The only team to take a chance on Bell after that was the Pirates, who signed him to a two-year, $9 million deal for no apparent reason in 2001. Bell hit all of .176 that year, and was told the following spring that he was going to have to battle to keep his starting job. Bell told reporters:

“Nobody told me I was in competition. If there is competition, somebody better let me know. If there is competition, they better eliminate me out of the race and go ahead and do what they’re going to do with me. I ain’t never hit in spring training and I never will. If it ain’t settled with me out there, then they can trade me. I ain’t going out there to hurt myself in spring training battling for a job. If it is [a competition], then I’m going into ‘Operation Shutdown.’ Tell them exactly what I said. I haven’t competed for a job since 1991.”

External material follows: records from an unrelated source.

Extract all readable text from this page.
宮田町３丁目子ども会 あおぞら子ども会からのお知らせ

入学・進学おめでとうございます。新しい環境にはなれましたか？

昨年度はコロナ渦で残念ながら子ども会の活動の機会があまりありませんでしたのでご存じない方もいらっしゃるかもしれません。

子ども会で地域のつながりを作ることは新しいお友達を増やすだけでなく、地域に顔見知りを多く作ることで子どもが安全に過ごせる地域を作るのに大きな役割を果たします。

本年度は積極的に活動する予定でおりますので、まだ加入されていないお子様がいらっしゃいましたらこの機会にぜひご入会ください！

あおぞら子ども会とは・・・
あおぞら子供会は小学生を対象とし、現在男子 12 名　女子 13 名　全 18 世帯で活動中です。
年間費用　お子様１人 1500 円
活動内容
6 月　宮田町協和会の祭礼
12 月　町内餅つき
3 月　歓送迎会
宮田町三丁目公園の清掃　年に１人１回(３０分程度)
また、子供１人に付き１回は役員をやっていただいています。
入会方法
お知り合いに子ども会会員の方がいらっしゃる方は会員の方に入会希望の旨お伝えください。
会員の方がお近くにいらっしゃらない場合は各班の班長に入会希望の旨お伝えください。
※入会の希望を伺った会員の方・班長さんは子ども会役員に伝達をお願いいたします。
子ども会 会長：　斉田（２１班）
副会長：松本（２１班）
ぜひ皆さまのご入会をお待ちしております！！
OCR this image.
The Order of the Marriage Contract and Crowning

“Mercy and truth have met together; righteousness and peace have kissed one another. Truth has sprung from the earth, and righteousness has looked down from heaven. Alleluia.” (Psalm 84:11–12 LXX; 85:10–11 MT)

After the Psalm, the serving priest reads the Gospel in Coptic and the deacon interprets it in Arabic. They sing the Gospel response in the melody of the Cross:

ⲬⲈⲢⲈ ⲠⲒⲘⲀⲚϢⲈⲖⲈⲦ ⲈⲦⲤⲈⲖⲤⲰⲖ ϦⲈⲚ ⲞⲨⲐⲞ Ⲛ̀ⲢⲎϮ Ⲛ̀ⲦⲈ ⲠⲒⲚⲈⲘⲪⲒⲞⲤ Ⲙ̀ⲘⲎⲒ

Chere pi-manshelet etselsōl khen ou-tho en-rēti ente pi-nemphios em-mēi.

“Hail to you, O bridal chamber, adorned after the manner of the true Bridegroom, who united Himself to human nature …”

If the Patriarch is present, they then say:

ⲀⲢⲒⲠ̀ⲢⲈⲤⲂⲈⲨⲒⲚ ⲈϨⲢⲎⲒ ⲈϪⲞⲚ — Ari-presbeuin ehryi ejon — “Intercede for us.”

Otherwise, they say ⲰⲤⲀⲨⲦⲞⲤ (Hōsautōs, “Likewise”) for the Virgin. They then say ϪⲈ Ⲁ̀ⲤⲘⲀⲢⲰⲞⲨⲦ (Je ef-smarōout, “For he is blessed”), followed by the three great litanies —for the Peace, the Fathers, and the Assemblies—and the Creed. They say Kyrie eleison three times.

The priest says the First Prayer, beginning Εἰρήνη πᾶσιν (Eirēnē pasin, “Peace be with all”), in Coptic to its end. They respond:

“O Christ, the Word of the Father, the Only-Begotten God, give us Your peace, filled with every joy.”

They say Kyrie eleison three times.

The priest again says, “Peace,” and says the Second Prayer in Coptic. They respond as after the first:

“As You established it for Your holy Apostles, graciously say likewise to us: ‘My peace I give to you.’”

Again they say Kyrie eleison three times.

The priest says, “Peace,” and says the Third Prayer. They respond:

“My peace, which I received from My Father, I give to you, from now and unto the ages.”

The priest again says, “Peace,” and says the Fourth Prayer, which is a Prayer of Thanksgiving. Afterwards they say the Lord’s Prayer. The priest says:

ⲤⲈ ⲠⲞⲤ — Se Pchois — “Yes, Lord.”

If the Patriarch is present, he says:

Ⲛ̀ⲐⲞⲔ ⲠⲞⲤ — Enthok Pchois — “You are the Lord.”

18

    Bell left the team for his yacht on March 29th, and was released two days later. Pittsburgh sports columnist Mark Madden had the final and best observation of the Derek Bell era, with a column titled, “Derek Bell becomes ultimate pirate: Lives on a boat and steals money.”

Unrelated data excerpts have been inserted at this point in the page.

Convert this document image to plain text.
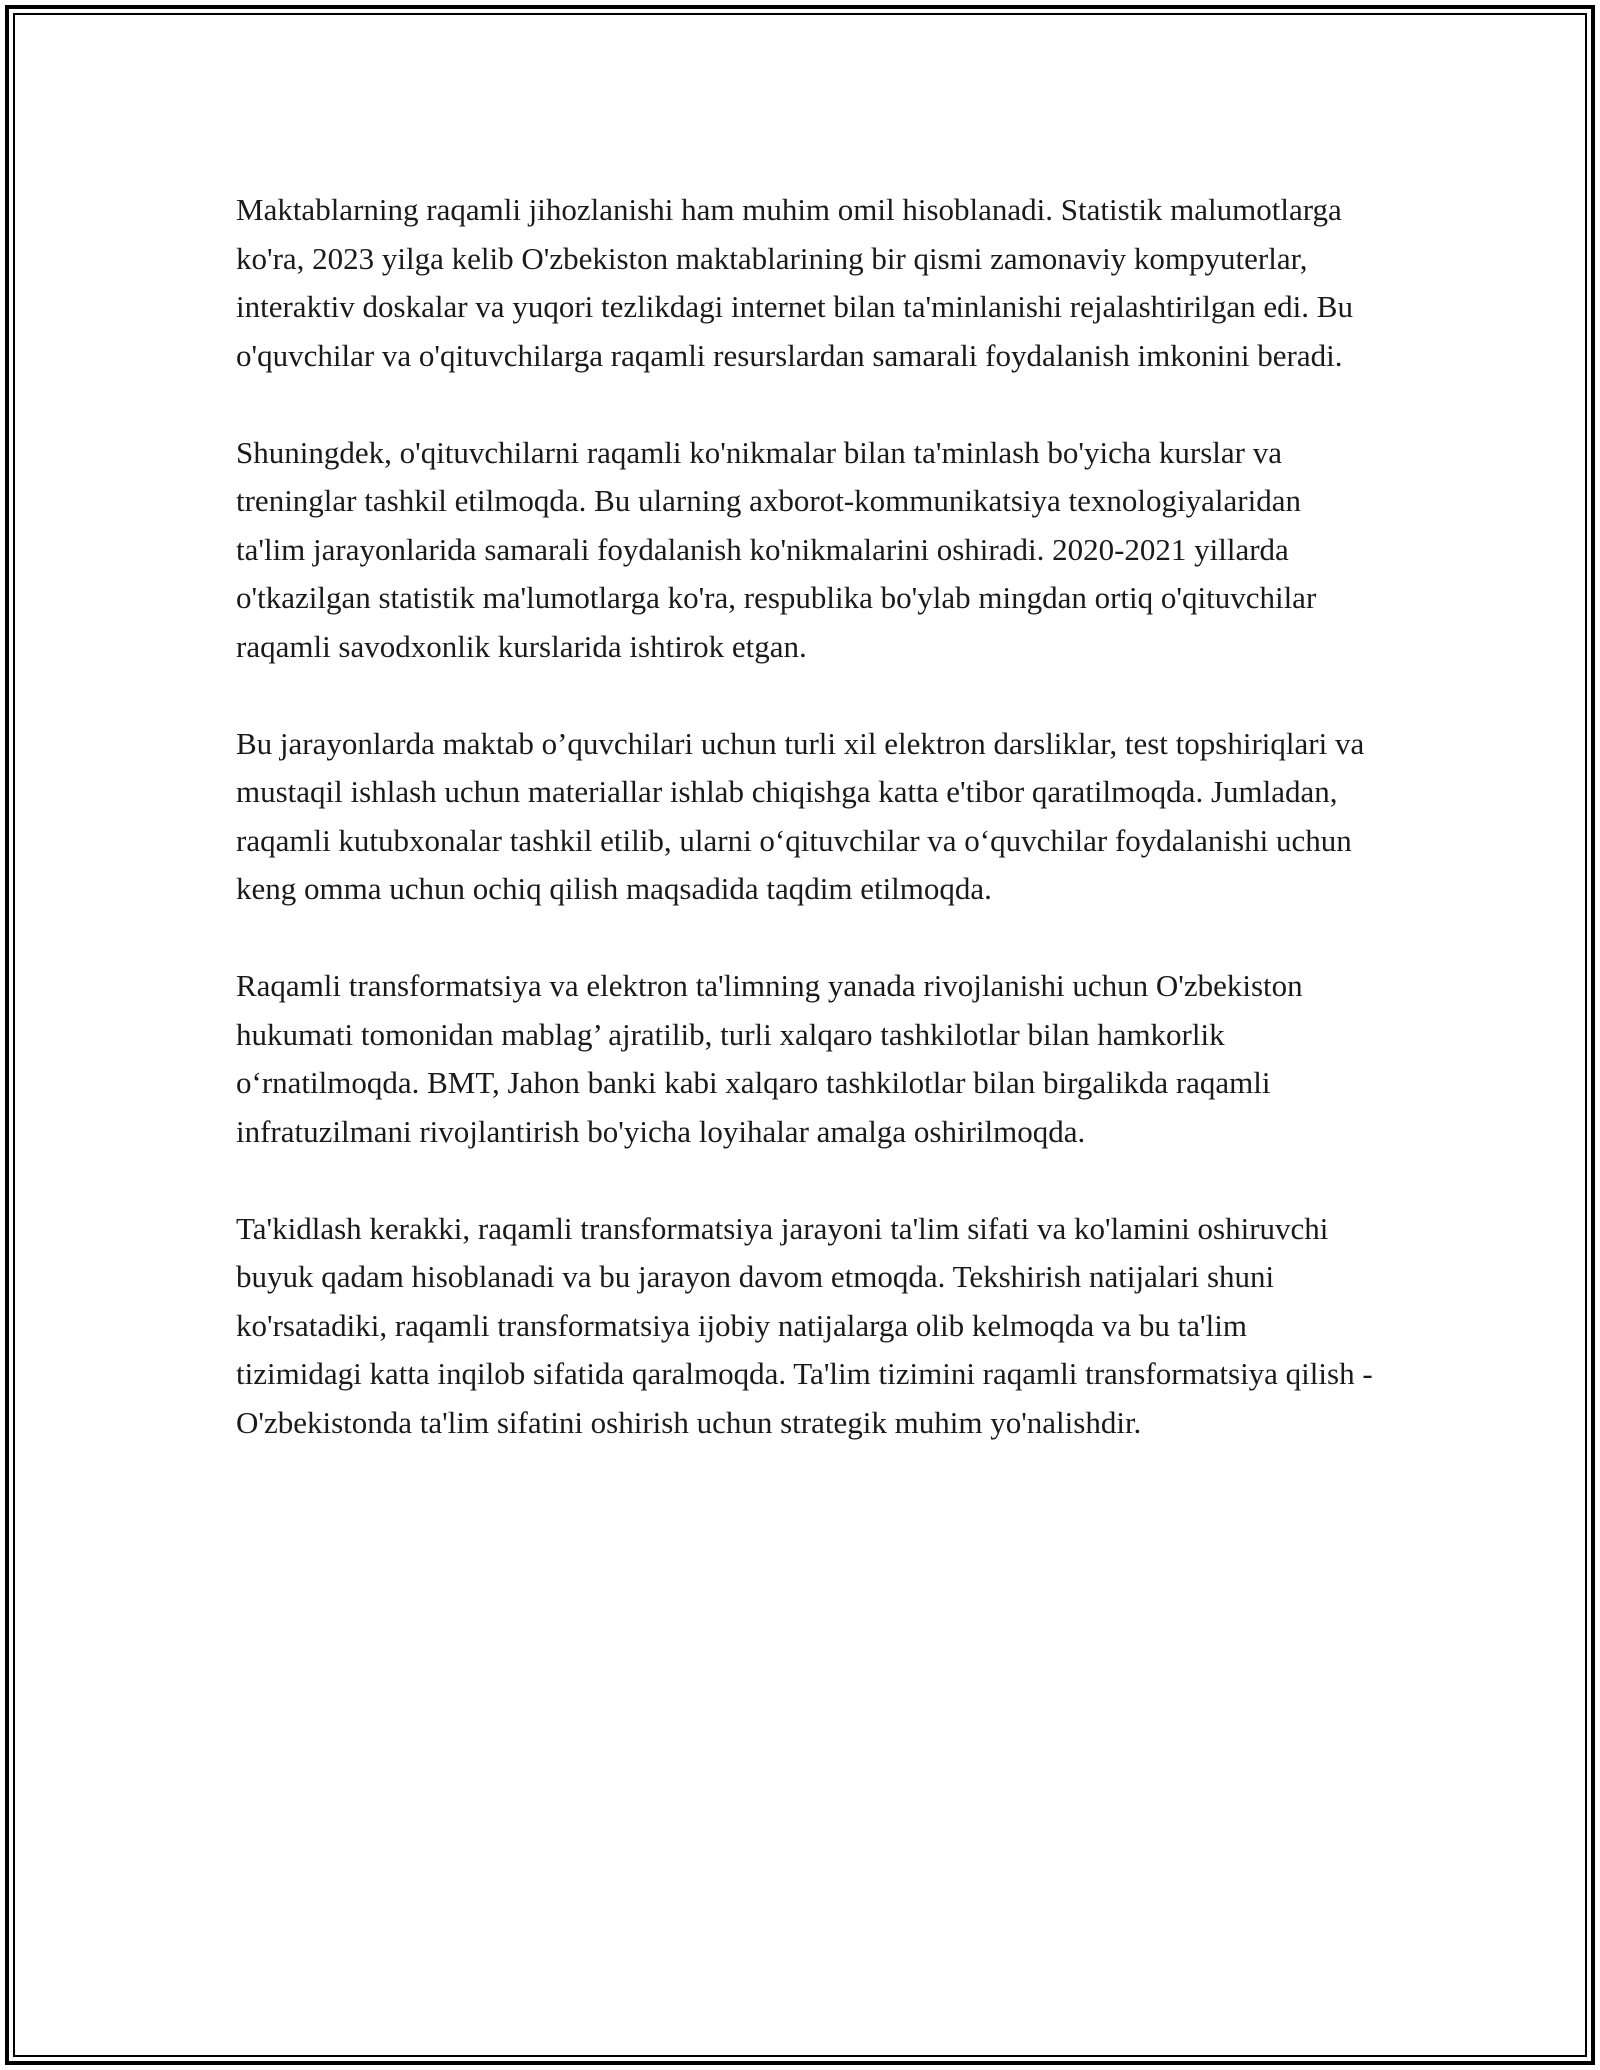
Maktablarning raqamli jihozlanishi ham muhim omil hisoblanadi. Statistik malumotlarga ko'ra, 2023 yilga kelib O'zbekiston maktablarining bir qismi zamonaviy kompyuterlar, interaktiv doskalar va yuqori tezlikdagi internet bilan ta'minlanishi rejalashtirilgan edi. Bu o'quvchilar va o'qituvchilarga raqamli resurslardan samarali foydalanish imkonini beradi.

Shuningdek, o'qituvchilarni raqamli ko'nikmalar bilan ta'minlash bo'yicha kurslar va treninglar tashkil etilmoqda. Bu ularning axborot-kommunikatsiya texnologiyalaridan ta'lim jarayonlarida samarali foydalanish ko'nikmalarini oshiradi. 2020-2021 yillarda o'tkazilgan statistik ma'lumotlarga ko'ra, respublika bo'ylab mingdan ortiq o'qituvchilar raqamli savodxonlik kurslarida ishtirok etgan.

Bu jarayonlarda maktab o’quvchilari uchun turli xil elektron darsliklar, test topshiriqlari va mustaqil ishlash uchun materiallar ishlab chiqishga katta e'tibor qaratilmoqda. Jumladan, raqamli kutubxonalar tashkil etilib, ularni o‘qituvchilar va o‘quvchilar foydalanishi uchun keng omma uchun ochiq qilish maqsadida taqdim etilmoqda.

Raqamli transformatsiya va elektron ta'limning yanada rivojlanishi uchun O'zbekiston hukumati tomonidan mablag’ ajratilib, turli xalqaro tashkilotlar bilan hamkorlik o‘rnatilmoqda. BMT, Jahon banki kabi xalqaro tashkilotlar bilan birgalikda raqamli infratuzilmani rivojlantirish bo'yicha loyihalar amalga oshirilmoqda.

Ta'kidlash kerakki, raqamli transformatsiya jarayoni ta'lim sifati va ko'lamini oshiruvchi buyuk qadam hisoblanadi va bu jarayon davom etmoqda. Tekshirish natijalari shuni ko'rsatadiki, raqamli transformatsiya ijobiy natijalarga olib kelmoqda va bu ta'lim tizimidagi katta inqilob sifatida qaralmoqda. Ta'lim tizimini raqamli transformatsiya qilish - O'zbekistonda ta'lim sifatini oshirish uchun strategik muhim yo'nalishdir.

His troubles did not end there, although his baseball career did. He was arrested in Florida on cocaine possession charges in 2006, and again in 2008. Several years later, having squandered most of the $26 million he made during his playing career, Bell put the World Series ring he earned with the 1992 Jays on ebay, but didn’t get his asking price of $17 000. For his career, Bell hit .276, with 134 HR and 668 RBI.